Dengan pemberian pupuk anorganik secara terus menerus dengan dosis/takaran tinggi dan kurang mempertimbangkan kebutuhan tanaman dan ketersediaan hara dalam tanah dan dalam kurun waktu yang lama telah menyebabkan : penimbunan hara (umumnya Phosfat dalam tanah), terkurasnya hara mikro, terganggunya keseimbangan hara dalam tanah, semakin pekanya tanaman terhadap serangan penyakit, terganggunya perkembangan jasad renik yang menguntungkan dalam tanah bahkan tercemarnya air minum manusia dan ternak oleh unsur-unsur nitrat dari residu pupuk N.  Kondisi demikian pada akhirnya mengakibatkan penurunan produktivitas lahan, tidak efisiennya penggunaan input serta menurunnya kualitas lingkungan.  Kondisi ini juga menyebabkan rendahnya kandungan bahan organik lahan sawah di Bali yang rata-rata saat ini hanya mencapai ≤ 2% dari yang dipersyaratkan minimal 5%, menyebabkan efisiensi dan efektivitas pemupukan juga rendah. Hal ini sesuai dengan hasil uji 125 (seratus dua puluh lima) sampel status hara tanah di Bali oleh Tim dari Petro Kimia Gresik di 54 Desa, 4 (empat) kabupaten/Kota (Denpasar, Badung, Gianyar, Bangli ) pada Tahun 2017 yang menunjukkan bahwa status hara tanah sawah di Bali secara umum rendah dengan kondisi status hara sebagai tabel berikut :

Tabel 1. Kondisi Status Hara Lahan Sawah di Bali (Hasil Uji Sampel di Kab/Kota : Badung,Denpasar, Gianyar, Bangli Tahun 2017).

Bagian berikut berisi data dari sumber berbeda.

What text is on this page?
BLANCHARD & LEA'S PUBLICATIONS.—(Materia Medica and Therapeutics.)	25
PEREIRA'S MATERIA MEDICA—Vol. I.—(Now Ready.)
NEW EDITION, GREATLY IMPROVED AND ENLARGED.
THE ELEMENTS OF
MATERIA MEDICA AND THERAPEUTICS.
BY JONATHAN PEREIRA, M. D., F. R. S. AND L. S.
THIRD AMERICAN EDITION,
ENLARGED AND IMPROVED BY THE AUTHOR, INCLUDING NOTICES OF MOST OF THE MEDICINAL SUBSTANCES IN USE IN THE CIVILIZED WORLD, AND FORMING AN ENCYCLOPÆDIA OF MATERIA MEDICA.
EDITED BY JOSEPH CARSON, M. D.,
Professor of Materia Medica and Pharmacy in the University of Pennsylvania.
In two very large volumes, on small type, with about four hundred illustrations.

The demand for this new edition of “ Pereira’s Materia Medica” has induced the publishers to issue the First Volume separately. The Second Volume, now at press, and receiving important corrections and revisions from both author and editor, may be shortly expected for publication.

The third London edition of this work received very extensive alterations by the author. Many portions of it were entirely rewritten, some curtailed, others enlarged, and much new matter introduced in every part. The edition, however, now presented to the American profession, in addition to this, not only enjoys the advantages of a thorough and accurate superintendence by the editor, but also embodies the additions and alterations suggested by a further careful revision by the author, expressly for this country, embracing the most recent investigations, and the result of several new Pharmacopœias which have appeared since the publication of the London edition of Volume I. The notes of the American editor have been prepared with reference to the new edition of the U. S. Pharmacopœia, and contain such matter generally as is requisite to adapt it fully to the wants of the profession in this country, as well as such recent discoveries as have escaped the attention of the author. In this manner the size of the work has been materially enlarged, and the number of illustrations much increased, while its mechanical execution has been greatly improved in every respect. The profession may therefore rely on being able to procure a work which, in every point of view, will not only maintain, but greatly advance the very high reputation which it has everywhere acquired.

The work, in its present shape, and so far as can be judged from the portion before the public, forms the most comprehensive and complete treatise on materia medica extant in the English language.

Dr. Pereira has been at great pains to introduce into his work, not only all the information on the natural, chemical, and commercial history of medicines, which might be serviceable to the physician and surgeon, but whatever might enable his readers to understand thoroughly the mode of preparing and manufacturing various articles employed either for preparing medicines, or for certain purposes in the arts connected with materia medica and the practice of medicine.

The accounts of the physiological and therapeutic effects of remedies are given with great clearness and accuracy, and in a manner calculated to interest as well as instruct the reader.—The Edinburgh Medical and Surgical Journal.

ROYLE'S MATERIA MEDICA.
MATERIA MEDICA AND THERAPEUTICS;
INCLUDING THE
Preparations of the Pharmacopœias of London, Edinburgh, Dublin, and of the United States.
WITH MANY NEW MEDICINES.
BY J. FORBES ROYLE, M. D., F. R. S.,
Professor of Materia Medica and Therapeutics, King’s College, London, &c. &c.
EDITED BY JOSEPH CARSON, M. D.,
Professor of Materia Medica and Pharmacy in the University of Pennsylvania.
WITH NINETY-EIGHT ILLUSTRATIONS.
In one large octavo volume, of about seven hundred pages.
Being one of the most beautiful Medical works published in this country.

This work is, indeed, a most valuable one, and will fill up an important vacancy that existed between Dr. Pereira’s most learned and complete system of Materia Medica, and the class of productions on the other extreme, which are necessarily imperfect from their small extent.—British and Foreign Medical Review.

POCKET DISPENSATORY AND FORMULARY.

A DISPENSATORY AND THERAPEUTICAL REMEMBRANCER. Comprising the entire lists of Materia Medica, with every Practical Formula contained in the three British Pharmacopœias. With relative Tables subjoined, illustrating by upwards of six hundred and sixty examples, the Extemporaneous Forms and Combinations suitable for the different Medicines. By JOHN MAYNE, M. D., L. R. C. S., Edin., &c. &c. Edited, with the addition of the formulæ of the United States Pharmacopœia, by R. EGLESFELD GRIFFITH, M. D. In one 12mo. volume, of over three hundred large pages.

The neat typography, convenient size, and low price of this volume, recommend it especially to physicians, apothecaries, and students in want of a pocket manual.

Berkaitan dengan hal tersebut, dalam upaya memperbaiki kesehatan dan kesuburan lahan dan mendukung upaya perwujudan sistem pertanian berkelanjutan (sustainable agriculture) dan lestari, pengembangan sistem pertanian organik merupakan salah satu alternatif yang dapat dilakukan, karena kaidah-kaidah sistem pertanian organik sangat sejalan dengan kaidah-kaidah sistem pertanian berkelanjutan.

Pengembangan sistem pertanian organik di Bali sudah mulai digencarkan sejak masa kepemimpinan Gubernur Made Mangku Pastika yang mencanangkan Bali Go Organik 2012.  Untuk mendukung upaya perwujudan tersebut Pemerintah Provinsi Bali mengembangkan Program Sistem Pertanian Terintegrasi (SIMANTRI) sejak Tahun 2009 dan sampai akhir Tahun 2018 telah terbentuk 752 unit SIMANTRI.  Untuk mengoptimalkan pelaksanaan Program sekaligus pemberdayaan kelompok pelaksana  SIMANTRI, Pemerintah Provinsi Bali sejak Tahun 2013 melaksanakan Program Subsidi Pupuk Organik dengan memanfaatkan pupuk organik yang dihasilkan oleh kelompok pelaksana SIMANTRI.

Di era kepemimpinan Gubernur Wayan Koster dengan visinya Nangun Sat Kerthi Loka Bali melalui Pola Pembangunan Semesta Berencana menuju Bali Era Baru,  Program Sistem Pertanian Organik menjadi salah satu Program Unggulan Pemerintah Provinsi Bali untuk mendukung  upaya perwujudan visi tersebut.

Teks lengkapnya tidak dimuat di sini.